According to the Anxiety and Depression Association of America (ADAA), 2-3% of the population suffers from panic attacks in any given year (which ends up amounting to millions of people), and women are twice as likely to suffer from them as men. The disorder usually emerges in a person’s 20s, but children can have it too. The point is, you are not alone and there is nothing strange or unusual about you.
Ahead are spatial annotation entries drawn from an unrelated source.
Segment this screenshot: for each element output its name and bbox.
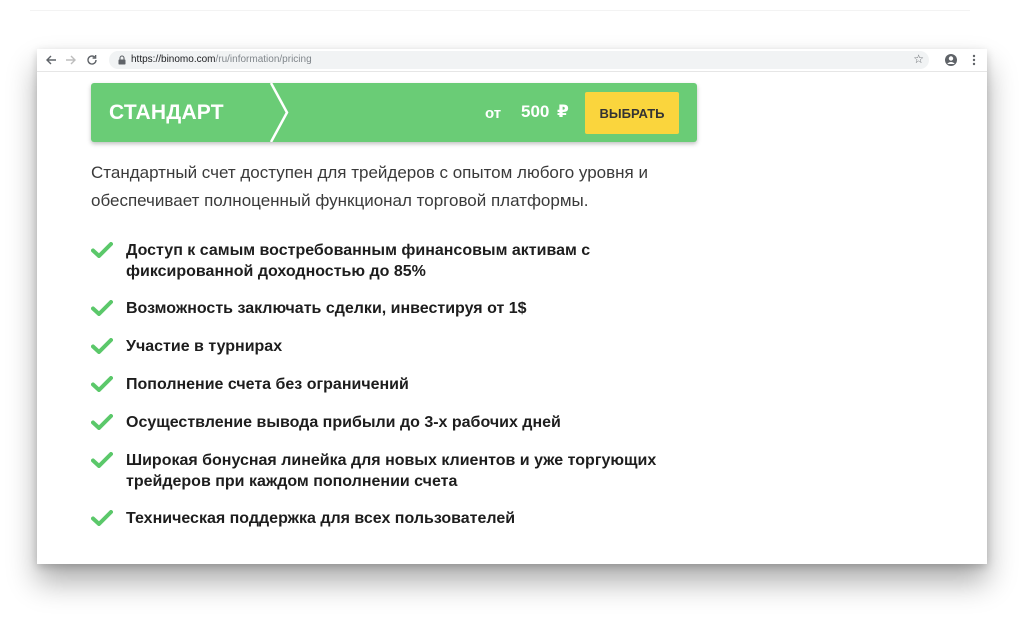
- feature-text: Широкая бонусная линейка для новых клиен…: [126, 452, 657, 490]
- feature-text: Доступ к самым востребованным финансовым…: [126, 242, 591, 280]
- currency-symbol: ₽: [557, 102, 569, 121]
- forward-button[interactable]: [63, 52, 79, 68]
- page-content: СТАНДАРТ от 500 ₽ ВЫБРАТЬ Стандартный сч…: [37, 72, 987, 564]
- forward-arrow-icon: [66, 55, 76, 65]
- reload-icon: [87, 55, 97, 65]
- url-text: https://binomo.com/ru/information/pricin…: [131, 53, 312, 67]
- check-icon: [91, 242, 113, 258]
- feature-text: Осуществление вывода прибыли до 3-х рабо…: [126, 414, 561, 431]
- address-bar[interactable]: https://binomo.com/ru/information/pricin…: [109, 51, 929, 69]
- plan-description: Стандартный счет доступен для трейдеров …: [91, 163, 648, 210]
- menu-kebab-icon: [972, 54, 976, 66]
- top-divider: [30, 10, 970, 11]
- price-value: 500: [521, 102, 550, 121]
- back-arrow-icon: [46, 55, 56, 65]
- url-path: /ru/information/pricing: [215, 54, 312, 65]
- price-prefix: от: [485, 105, 502, 122]
- check-icon: [91, 300, 113, 316]
- reload-button[interactable]: [84, 52, 100, 68]
- plan-banner: СТАНДАРТ от 500 ₽ ВЫБРАТЬ: [91, 83, 697, 142]
- url-host: https://binomo.com: [131, 54, 216, 65]
- browser-toolbar: https://binomo.com/ru/information/pricin…: [37, 49, 987, 72]
- account-icon: [945, 54, 957, 66]
- feature-text: Возможность заключать сделки, инвестируя…: [126, 300, 527, 317]
- browser-window: https://binomo.com/ru/information/pricin…: [37, 49, 987, 564]
- feature-text: Участие в турнирах: [126, 338, 283, 355]
- check-icon: [91, 452, 113, 468]
- lock-icon: [118, 55, 126, 65]
- select-plan-button[interactable]: ВЫБРАТЬ: [585, 92, 679, 134]
- feature-text: Техническая поддержка для всех пользоват…: [126, 510, 516, 527]
- feature-text: Пополнение счета без ограничений: [126, 376, 409, 393]
- chevron-divider-icon: [269, 83, 289, 142]
- plan-name: СТАНДАРТ: [109, 101, 224, 124]
- check-icon: [91, 414, 113, 430]
- account-button[interactable]: [943, 52, 959, 68]
- check-icon: [91, 376, 113, 392]
- menu-button[interactable]: [966, 52, 982, 68]
- back-button[interactable]: [43, 52, 59, 68]
- check-icon: [91, 338, 113, 354]
- star-icon[interactable]: ☆: [913, 52, 924, 66]
- check-icon: [91, 510, 113, 526]
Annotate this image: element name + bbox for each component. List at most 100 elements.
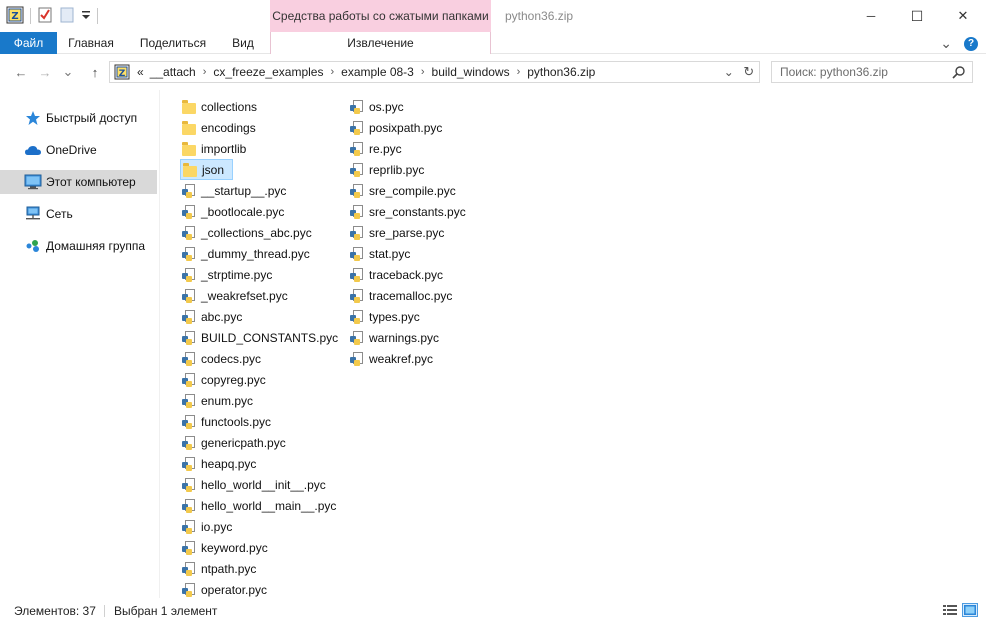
python-file-icon xyxy=(182,183,196,198)
file-item[interactable]: _bootlocale.pyc xyxy=(180,201,292,222)
file-item[interactable]: heapq.pyc xyxy=(180,453,264,474)
file-item[interactable]: codecs.pyc xyxy=(180,348,269,369)
nav-item-network[interactable]: Сеть xyxy=(0,202,157,226)
file-item[interactable]: BUILD_CONSTANTS.pyc xyxy=(180,327,346,348)
file-item[interactable]: os.pyc xyxy=(348,96,412,117)
file-item[interactable]: _strptime.pyc xyxy=(180,264,280,285)
breadcrumb-example[interactable]: example 08-3 xyxy=(338,65,417,79)
close-button[interactable]: ✕ xyxy=(940,0,986,32)
recent-locations-button[interactable]: ⌄ xyxy=(62,64,74,80)
tab-view[interactable]: Вид xyxy=(226,32,260,54)
qat-customize-icon[interactable] xyxy=(81,8,91,25)
large-icons-view-icon[interactable] xyxy=(962,603,978,617)
python-file-icon xyxy=(182,393,196,408)
folder-item[interactable]: importlib xyxy=(180,138,254,159)
file-item[interactable]: posixpath.pyc xyxy=(348,117,450,138)
file-name: warnings.pyc xyxy=(369,330,440,345)
file-item[interactable]: io.pyc xyxy=(180,516,240,537)
breadcrumb-separator-icon[interactable]: › xyxy=(199,66,211,78)
folder-item[interactable]: collections xyxy=(180,96,265,117)
maximize-button[interactable]: ☐ xyxy=(894,0,940,32)
file-item[interactable]: sre_constants.pyc xyxy=(348,201,474,222)
file-item[interactable]: genericpath.pyc xyxy=(180,432,294,453)
file-item[interactable]: functools.pyc xyxy=(180,411,279,432)
tab-extract[interactable]: Извлечение xyxy=(270,32,491,54)
file-item[interactable]: sre_compile.pyc xyxy=(348,180,464,201)
refresh-icon[interactable]: ↻ xyxy=(743,64,754,80)
file-name: json xyxy=(202,162,225,177)
file-item[interactable]: enum.pyc xyxy=(180,390,261,411)
file-name: posixpath.pyc xyxy=(369,120,443,135)
tab-file[interactable]: Файл xyxy=(0,32,57,54)
star-icon xyxy=(24,110,42,126)
file-item[interactable]: traceback.pyc xyxy=(348,264,451,285)
close-icon: ✕ xyxy=(957,8,969,23)
file-name: _strptime.pyc xyxy=(201,267,273,282)
breadcrumb-overflow[interactable]: « xyxy=(134,65,147,79)
breadcrumb-build-windows[interactable]: build_windows xyxy=(429,65,513,79)
nav-item-this-pc[interactable]: Этот компьютер xyxy=(0,170,157,194)
breadcrumb-attach[interactable]: __attach xyxy=(147,65,199,79)
file-item[interactable]: hello_world__main__.pyc xyxy=(180,495,344,516)
qat-divider-2 xyxy=(97,8,98,24)
up-button[interactable]: ↑ xyxy=(86,64,104,80)
python-file-icon xyxy=(350,225,364,240)
file-name: os.pyc xyxy=(369,99,404,114)
nav-item-label: Быстрый доступ xyxy=(46,111,138,125)
file-name: sre_constants.pyc xyxy=(369,204,466,219)
file-item[interactable]: operator.pyc xyxy=(180,579,275,600)
file-item[interactable]: hello_world__init__.pyc xyxy=(180,474,334,495)
ribbon-tabs: Файл Главная Поделиться Вид Извлечение ⌄… xyxy=(0,32,986,54)
search-input[interactable] xyxy=(780,65,950,79)
file-item[interactable]: ntpath.pyc xyxy=(180,558,264,579)
back-button[interactable]: ← xyxy=(12,64,30,80)
nav-item-quick-access[interactable]: Быстрый доступ xyxy=(0,106,157,130)
breadcrumb-python36-zip[interactable]: python36.zip xyxy=(524,65,598,79)
status-bar: Элементов: 37 Выбран 1 элемент xyxy=(0,599,986,623)
homegroup-icon xyxy=(24,238,42,254)
file-name: _weakrefset.pyc xyxy=(201,288,288,303)
tab-home[interactable]: Главная xyxy=(62,32,120,54)
properties-icon[interactable] xyxy=(37,6,53,27)
file-item[interactable]: types.pyc xyxy=(348,306,428,327)
minimize-button[interactable]: ─ xyxy=(848,0,894,32)
file-item[interactable]: reprlib.pyc xyxy=(348,159,432,180)
file-item[interactable]: __startup__.pyc xyxy=(180,180,294,201)
file-item[interactable]: abc.pyc xyxy=(180,306,250,327)
python-file-icon xyxy=(350,141,364,156)
file-item[interactable]: warnings.pyc xyxy=(348,327,447,348)
nav-item-homegroup[interactable]: Домашняя группа xyxy=(0,234,157,258)
file-item[interactable]: stat.pyc xyxy=(348,243,418,264)
breadcrumb-separator-icon[interactable]: › xyxy=(326,66,338,78)
file-item[interactable]: keyword.pyc xyxy=(180,537,276,558)
address-dropdown-icon[interactable]: ⌄ xyxy=(724,65,734,79)
forward-button[interactable]: → xyxy=(36,64,54,80)
file-item[interactable]: re.pyc xyxy=(348,138,410,159)
address-bar[interactable]: Z « __attach › cx_freeze_examples › exam… xyxy=(109,61,760,83)
file-item[interactable]: _collections_abc.pyc xyxy=(180,222,320,243)
search-box[interactable] xyxy=(771,61,973,83)
help-icon[interactable]: ? xyxy=(964,36,978,51)
file-item[interactable]: copyreg.pyc xyxy=(180,369,274,390)
python-file-icon xyxy=(350,267,364,282)
file-item[interactable]: weakref.pyc xyxy=(348,348,441,369)
file-item[interactable]: tracemalloc.pyc xyxy=(348,285,460,306)
file-item[interactable]: _weakrefset.pyc xyxy=(180,285,296,306)
file-name: genericpath.pyc xyxy=(201,435,286,450)
file-name: traceback.pyc xyxy=(369,267,444,282)
file-item[interactable]: _dummy_thread.pyc xyxy=(180,243,318,264)
nav-item-label: Домашняя группа xyxy=(46,239,146,253)
nav-item-onedrive[interactable]: OneDrive xyxy=(0,138,157,162)
folder-item[interactable]: encodings xyxy=(180,117,264,138)
new-folder-icon[interactable] xyxy=(59,6,75,27)
folder-item[interactable]: json xyxy=(180,159,234,180)
tab-share[interactable]: Поделиться xyxy=(134,32,212,54)
breadcrumb-separator-icon[interactable]: › xyxy=(513,66,525,78)
details-view-icon[interactable] xyxy=(942,603,958,617)
ribbon-collapse-icon[interactable]: ⌄ xyxy=(940,35,952,52)
breadcrumb-cx-freeze-examples[interactable]: cx_freeze_examples xyxy=(210,65,326,79)
file-item[interactable]: sre_parse.pyc xyxy=(348,222,452,243)
breadcrumb-separator-icon[interactable]: › xyxy=(417,66,429,78)
python-file-icon xyxy=(350,330,364,345)
python-file-icon xyxy=(182,288,196,303)
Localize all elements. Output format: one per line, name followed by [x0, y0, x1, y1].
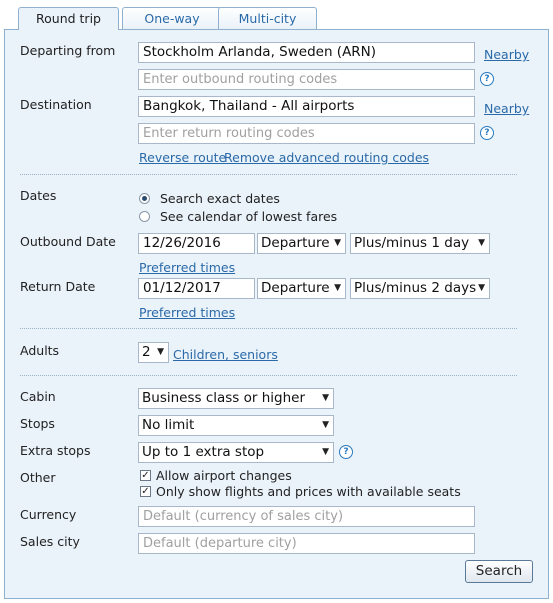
tab-multi-city[interactable]: Multi-city — [218, 7, 317, 29]
outbound-date-input[interactable]: 12/26/2016 — [138, 233, 255, 254]
adults-label: Adults — [20, 343, 60, 358]
chevron-down-icon: ▼ — [322, 420, 329, 430]
outbound-routing-input[interactable]: Enter outbound routing codes — [138, 69, 475, 90]
available-seats-label: Only show flights and prices with availa… — [156, 484, 461, 499]
help-icon[interactable]: ? — [339, 445, 353, 459]
sales-city-input[interactable]: Default (departure city) — [138, 533, 475, 554]
return-time-type-value: Departure — [261, 280, 330, 296]
return-date-label: Return Date — [20, 279, 96, 294]
airport-changes-checkbox[interactable]: ✓ — [140, 470, 151, 481]
sales-city-label: Sales city — [20, 534, 80, 549]
search-button[interactable]: Search — [465, 560, 533, 583]
other-label: Other — [20, 470, 56, 485]
help-icon[interactable]: ? — [480, 126, 494, 140]
return-preferred-times-link[interactable]: Preferred times — [139, 305, 235, 320]
dates-label: Dates — [20, 188, 57, 203]
stops-select[interactable]: No limit ▼ — [138, 415, 334, 436]
outbound-time-type-select[interactable]: Departure ▼ — [257, 233, 346, 254]
cabin-value: Business class or higher — [142, 390, 306, 406]
extra-stops-select[interactable]: Up to 1 extra stop ▼ — [138, 442, 334, 463]
stops-value: No limit — [142, 417, 195, 433]
calendar-fares-label: See calendar of lowest fares — [160, 209, 338, 224]
chevron-down-icon: ▼ — [334, 238, 341, 248]
chevron-down-icon: ▼ — [478, 238, 485, 248]
chevron-down-icon: ▼ — [322, 447, 329, 457]
chevron-down-icon: ▼ — [478, 283, 485, 293]
outbound-flex-select[interactable]: Plus/minus 1 day ▼ — [350, 233, 490, 254]
destination-nearby-link[interactable]: Nearby — [484, 101, 529, 116]
outbound-flex-value: Plus/minus 1 day — [354, 235, 470, 251]
tab-round-trip[interactable]: Round trip — [18, 7, 119, 30]
exact-dates-radio[interactable] — [139, 193, 150, 204]
calendar-fares-radio[interactable] — [139, 211, 150, 222]
destination-label: Destination — [20, 97, 92, 112]
return-flex-select[interactable]: Plus/minus 2 days ▼ — [350, 278, 490, 299]
children-seniors-link[interactable]: Children, seniors — [173, 347, 278, 362]
currency-input[interactable]: Default (currency of sales city) — [138, 506, 475, 527]
chevron-down-icon: ▼ — [334, 283, 341, 293]
cabin-label: Cabin — [20, 389, 56, 404]
outbound-time-type-value: Departure — [261, 235, 330, 251]
return-time-type-select[interactable]: Departure ▼ — [257, 278, 346, 299]
destination-input[interactable]: Bangkok, Thailand - All airports — [138, 96, 475, 117]
extra-stops-value: Up to 1 extra stop — [142, 444, 265, 460]
outbound-preferred-times-link[interactable]: Preferred times — [139, 260, 235, 275]
outbound-date-label: Outbound Date — [20, 234, 116, 249]
section-divider — [20, 375, 517, 376]
chevron-down-icon: ▼ — [322, 393, 329, 403]
stops-label: Stops — [20, 416, 55, 431]
adults-select[interactable]: 2 ▼ — [138, 342, 169, 363]
chevron-down-icon: ▼ — [157, 347, 164, 357]
adults-value: 2 — [142, 344, 151, 360]
section-divider — [20, 174, 517, 175]
departure-nearby-link[interactable]: Nearby — [484, 47, 529, 62]
reverse-route-link[interactable]: Reverse route — [139, 150, 226, 165]
tab-one-way[interactable]: One-way — [122, 7, 222, 29]
remove-routing-codes-link[interactable]: Remove advanced routing codes — [224, 150, 429, 165]
cabin-select[interactable]: Business class or higher ▼ — [138, 388, 334, 409]
exact-dates-label: Search exact dates — [160, 191, 280, 206]
return-routing-input[interactable]: Enter return routing codes — [138, 123, 475, 144]
currency-label: Currency — [20, 507, 77, 522]
help-icon[interactable]: ? — [480, 72, 494, 86]
return-date-input[interactable]: 01/12/2017 — [138, 278, 255, 299]
extra-stops-label: Extra stops — [20, 443, 91, 458]
return-flex-value: Plus/minus 2 days — [354, 280, 477, 296]
airport-changes-label: Allow airport changes — [156, 468, 292, 483]
section-divider — [20, 328, 517, 329]
available-seats-checkbox[interactable]: ✓ — [140, 486, 151, 497]
departing-from-label: Departing from — [20, 43, 116, 58]
departure-input[interactable]: Stockholm Arlanda, Sweden (ARN) — [138, 42, 475, 63]
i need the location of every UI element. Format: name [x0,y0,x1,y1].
There are many people out there who “get it” and know how terrible and unbearable it can be.

6. Panic disorder can interfere with everyday life, and often goes hand-in-hand with agoraphobia.

Often, panic attacks begin in public places or specific situations. Because the experience is so horrible, the sufferer doesn’t want to go back to that place or enter that situation for fear of having another attack, thus resulting in a moderate to severe case of agoraphobia. It is understandable that this happens for many sufferers, but the problem is that this can make for a very limited life, and that isn’t good for anyone.

7. Panic disorder is very responsive to treatment.

Here’s maybe the most important thing you need to know about panic disorder: it’s treatable. Very much so. It may not seem like it, because it feels so out of your control. But therapy (cognitive behavioral therapy specifically, says Dr. Rodman), and medication (in some cases) can help a lot. I have personally found a daily meditation practice (even just five minutes a day) really helpful as well.

I will say this: the road to recovery isn’t easy. It takes effort, and a leap of faith, which is definitely hard to have when you feel like you will be doomed to have panic attacks forever. But trust me—that is not the case. And believing that there is no hope is just your anxiety trying to trick you into thinking that everything is irreparable and there is way out.

There is hope for panic disorder. You don’t have to suffer. You should have a chance to feel safe and confident as you move through the world, and live your life. You are amazing, and you deserve to feel whole and well.